This paper has stuck in my mind for quite a while. So, with it gaining more attention lately, I contacted both the lead author and the senior author for clarification on a few points.
For context, the protocols in this paper were written over twenty years ago, with participants enrolling between October 2004 and November 2008. The lead author has also moved to a different institution in the interim. All that is to say, the original data is not easy to come by and both of them responded from memory. Here’s a summary of what I’ve garnered from the exchange:
The paper mentions that 6 of 12 participants exhibited a rebound of phospho-p70S6K. This data came from the sirolimus-alone study, which Supplementary Table 1 describes as having 40 total patients. How were these 12 subjects selected from the broader pool of 40?
Most Likely Explanation: The rebound analysis was performed in participants where viable measurements were taken at a sufficient number of time points.
The paper also mentions that the rebound was “driven by the concentration of sirolimus”. Does this mean that higher doses were more likely to cause a rebound?
Most Likely Explanation: Higher concentration = more rebound. No other characteristics (again, working from memory here) predicted a rebound.
I want to highlight that the lowest dose used in this wing of the study was 10 mg. The higher doses—the ones that predicted a rebound—were much higher. Here’s Table 4 from the paper:
Dose cohort (mg) |
N |
Tmax, h (SD) |
Cmax, ng/mL (SD) |
AUC, ng x h/mL (SD) |
10 |
6 |
2.3 (0.01) |
9.67 (2.48) |
615 (130) |
20 |
7 |
2.3 (0.09) |
19.27 (5.69) |
1,084 (581) |
30 |
6 |
2.3 (0.16) |
43.47 (8.43) |
2,713 (1,346) |
60 |
8 |
2.2 (0.16) |
57.72 (22.6) |
3,142 (1,680) |
30, 4 hours apart (total 60 mg) |
5 |
2.2 (0.17) |
32.93 (10.7) |
2,054 (1,123) |
30, 24 hours apart (total 60 mg) |
3 |
2.3 (0.17) |
83.87 (18.8) |
3,677 (1,460) |
45, 24 hours apart (total 90 mg) |
2 |
2.1 (0.02) |
42.75 (0.08) |
3,356 (138) |
Here’s my takeaway: strongly inhibiting mTOR with high doses of rapamycin (e.g. 30 and 60 mg) can cause mTOR to rebound above baseline values. Lower doses (e.g. 10 mg) are unlikely to stimulate a rebound.
Why?
Under normal conditions, mTORC1 inhibits a variety of related signaling pathways, including: IRS1/2, mTORC2, and IGFR. Inhibiting mTORC1 with rapamycin releases this negative feedback (Rozengurt et al. 2014). These over-activated pathways can then stimulate mTORC1 through, for example, AKT and MEK/ERK. Take a look at this simplified diagram to get a sense of the reciprocal feedback loops at play here:
(Rozengurt et al. 2014)
The proteins highlighted in yellow are the ones that mTORC1 usually inhibits (and that are released by treatment with rapamycin). Please note that this figure is a useful simplification—there are far more interactions than displayed here. I can go into more detail in a separate post if anyone is interested.
It appears that high doses of rapamycin (e.g. 30 and 60 mg) repress mTORC1 activity low enough to activate a variety of compensatory mechanisms. Think of it as the cell’s attempt to maintain homeostasis by upregulating mTOR. I speculate that, as the concentration of rapamycin decreases, these over-activated compensatory mechanisms overshoot in the opposite direction, causing a surge in mTORC1 activity (i.e. the mTOR rebound).

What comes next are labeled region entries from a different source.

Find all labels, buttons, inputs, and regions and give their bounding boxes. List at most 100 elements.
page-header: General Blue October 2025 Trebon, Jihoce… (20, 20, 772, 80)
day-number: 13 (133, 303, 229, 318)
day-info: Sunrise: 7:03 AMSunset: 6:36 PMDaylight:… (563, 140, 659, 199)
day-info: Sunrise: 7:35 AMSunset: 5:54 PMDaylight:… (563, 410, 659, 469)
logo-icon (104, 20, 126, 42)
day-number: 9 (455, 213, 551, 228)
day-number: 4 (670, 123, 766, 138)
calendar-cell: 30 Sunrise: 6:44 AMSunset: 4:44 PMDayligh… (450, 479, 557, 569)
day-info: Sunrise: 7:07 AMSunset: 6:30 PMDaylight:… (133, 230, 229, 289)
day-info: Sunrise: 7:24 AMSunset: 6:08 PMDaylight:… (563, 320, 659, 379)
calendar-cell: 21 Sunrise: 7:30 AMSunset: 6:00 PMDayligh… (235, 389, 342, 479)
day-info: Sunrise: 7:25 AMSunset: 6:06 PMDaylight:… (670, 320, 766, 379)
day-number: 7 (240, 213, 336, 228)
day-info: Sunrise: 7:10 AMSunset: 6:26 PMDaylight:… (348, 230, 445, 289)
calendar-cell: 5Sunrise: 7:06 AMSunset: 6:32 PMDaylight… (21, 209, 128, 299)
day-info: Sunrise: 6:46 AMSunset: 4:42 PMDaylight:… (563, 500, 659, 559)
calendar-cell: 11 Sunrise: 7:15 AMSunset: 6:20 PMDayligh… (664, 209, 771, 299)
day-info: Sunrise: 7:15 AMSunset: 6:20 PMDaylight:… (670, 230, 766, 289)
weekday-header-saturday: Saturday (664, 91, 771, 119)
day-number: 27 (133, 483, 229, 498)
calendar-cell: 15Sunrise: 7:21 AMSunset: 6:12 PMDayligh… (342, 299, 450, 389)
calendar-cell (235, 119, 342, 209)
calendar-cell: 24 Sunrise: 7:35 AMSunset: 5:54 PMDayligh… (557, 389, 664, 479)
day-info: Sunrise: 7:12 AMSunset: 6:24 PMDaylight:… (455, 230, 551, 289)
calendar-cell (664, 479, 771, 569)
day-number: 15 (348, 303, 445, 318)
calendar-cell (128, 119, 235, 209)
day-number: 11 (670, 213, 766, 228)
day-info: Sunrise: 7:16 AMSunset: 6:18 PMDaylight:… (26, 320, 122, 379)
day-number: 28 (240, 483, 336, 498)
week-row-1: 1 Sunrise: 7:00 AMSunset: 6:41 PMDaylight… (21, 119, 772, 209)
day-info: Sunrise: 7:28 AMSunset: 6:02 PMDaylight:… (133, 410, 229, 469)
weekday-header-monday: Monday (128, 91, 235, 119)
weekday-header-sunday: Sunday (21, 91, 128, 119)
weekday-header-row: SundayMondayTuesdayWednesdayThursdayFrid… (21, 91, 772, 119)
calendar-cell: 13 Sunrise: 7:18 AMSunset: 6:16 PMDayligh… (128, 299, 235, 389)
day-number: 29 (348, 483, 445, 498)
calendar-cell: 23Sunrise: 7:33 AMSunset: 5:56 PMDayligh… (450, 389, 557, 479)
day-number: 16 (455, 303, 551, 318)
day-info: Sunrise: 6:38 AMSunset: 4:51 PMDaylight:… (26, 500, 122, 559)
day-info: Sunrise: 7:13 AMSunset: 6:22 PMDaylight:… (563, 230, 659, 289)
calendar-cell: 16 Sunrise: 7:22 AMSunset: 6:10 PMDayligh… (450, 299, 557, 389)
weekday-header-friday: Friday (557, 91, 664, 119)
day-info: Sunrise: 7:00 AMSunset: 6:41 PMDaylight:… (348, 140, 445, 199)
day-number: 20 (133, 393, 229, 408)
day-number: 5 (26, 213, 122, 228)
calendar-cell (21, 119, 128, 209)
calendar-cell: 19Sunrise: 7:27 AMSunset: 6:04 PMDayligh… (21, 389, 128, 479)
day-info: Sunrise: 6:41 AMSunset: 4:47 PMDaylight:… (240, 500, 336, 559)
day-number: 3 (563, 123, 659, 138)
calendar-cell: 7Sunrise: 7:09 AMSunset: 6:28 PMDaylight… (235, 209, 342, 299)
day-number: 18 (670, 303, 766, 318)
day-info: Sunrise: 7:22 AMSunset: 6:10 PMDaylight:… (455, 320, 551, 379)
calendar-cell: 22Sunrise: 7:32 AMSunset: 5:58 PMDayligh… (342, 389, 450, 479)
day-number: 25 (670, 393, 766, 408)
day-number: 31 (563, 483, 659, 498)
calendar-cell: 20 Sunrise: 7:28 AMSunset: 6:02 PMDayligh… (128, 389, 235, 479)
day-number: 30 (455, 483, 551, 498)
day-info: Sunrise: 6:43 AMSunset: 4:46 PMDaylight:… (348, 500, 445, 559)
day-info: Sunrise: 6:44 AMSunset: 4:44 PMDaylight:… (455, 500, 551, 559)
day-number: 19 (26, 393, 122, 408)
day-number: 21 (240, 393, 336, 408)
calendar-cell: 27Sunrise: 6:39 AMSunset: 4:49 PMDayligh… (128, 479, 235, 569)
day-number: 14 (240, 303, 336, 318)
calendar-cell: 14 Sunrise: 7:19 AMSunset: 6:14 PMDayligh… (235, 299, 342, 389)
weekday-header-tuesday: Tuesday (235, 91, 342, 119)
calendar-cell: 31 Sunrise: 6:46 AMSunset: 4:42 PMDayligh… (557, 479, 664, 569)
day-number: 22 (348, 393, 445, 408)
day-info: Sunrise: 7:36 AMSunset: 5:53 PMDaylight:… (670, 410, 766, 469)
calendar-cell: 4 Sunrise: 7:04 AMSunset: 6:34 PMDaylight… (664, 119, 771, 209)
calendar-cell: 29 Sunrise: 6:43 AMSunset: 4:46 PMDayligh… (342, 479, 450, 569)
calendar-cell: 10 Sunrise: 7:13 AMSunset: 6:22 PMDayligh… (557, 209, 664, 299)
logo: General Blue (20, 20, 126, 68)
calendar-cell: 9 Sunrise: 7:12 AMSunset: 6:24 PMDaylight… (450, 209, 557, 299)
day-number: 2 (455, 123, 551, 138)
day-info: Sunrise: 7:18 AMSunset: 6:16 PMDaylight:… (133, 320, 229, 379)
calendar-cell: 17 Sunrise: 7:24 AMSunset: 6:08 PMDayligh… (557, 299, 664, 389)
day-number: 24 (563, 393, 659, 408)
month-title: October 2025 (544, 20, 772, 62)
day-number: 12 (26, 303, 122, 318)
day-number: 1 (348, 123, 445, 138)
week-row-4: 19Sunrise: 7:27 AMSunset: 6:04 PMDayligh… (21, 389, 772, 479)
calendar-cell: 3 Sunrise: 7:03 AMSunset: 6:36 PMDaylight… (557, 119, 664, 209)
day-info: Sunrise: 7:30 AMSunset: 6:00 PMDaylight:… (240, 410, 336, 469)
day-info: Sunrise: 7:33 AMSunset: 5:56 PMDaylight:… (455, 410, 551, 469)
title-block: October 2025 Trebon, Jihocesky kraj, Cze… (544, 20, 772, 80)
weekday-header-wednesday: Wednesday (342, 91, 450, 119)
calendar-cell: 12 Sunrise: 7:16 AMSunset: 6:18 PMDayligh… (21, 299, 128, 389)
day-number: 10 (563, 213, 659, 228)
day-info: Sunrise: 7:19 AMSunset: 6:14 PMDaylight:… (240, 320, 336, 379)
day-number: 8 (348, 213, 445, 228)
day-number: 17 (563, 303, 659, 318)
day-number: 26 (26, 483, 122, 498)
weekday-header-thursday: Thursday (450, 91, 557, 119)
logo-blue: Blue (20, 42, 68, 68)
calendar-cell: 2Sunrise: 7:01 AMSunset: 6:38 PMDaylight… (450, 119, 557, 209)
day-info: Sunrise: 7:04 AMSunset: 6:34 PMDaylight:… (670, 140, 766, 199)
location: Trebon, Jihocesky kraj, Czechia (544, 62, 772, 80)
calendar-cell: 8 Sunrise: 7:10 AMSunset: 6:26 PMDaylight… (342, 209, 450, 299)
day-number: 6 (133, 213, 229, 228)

In that same vein, lower doses of rapamycin (e.g. 10 mg) don’t repress mTORC1 activity low enough to set off the full spectrum of compensatory action. As @Krister_Kauppi mentioned, these rebound dynamics not unique to mTOR:
Summary: the rapamycin doses that caused an mTOR rebound in (Cohen et al. 2012) are much higher (up to 90 mg) than the doses most of us use. If you’re taking doses below 20 mg, you probably don’t need to worry about this.
If you’re still reading (and still concerned), then consider pairing rapamycin with metformin.
Metformin inhibits mTORC1 without releasing negative feedback loops and overstimulating AKT. It stimulates AMPK by inhibiting mitochondrial complex I. AMPK then phosphorylates IRS-1 (Insulin Receptor Substrate 1), whereas rapamycin suppresses IRS-1 phosphorylation. Metformin also inhibits MEK/ERK in the presence of growth factors, while rapamycin activates MEK/ERK by releasing feedback inhibition (Rozengurt et al. 2014). In male NcZ10 mice, combining rapamycin and metformin corrected for their independent downsides (Reifsnyder et al. 2022). Similar results were seen with 4 weeks of combination treatment in male Balb/c mice (4–6 weeks old) (Albawardi et al. 2023).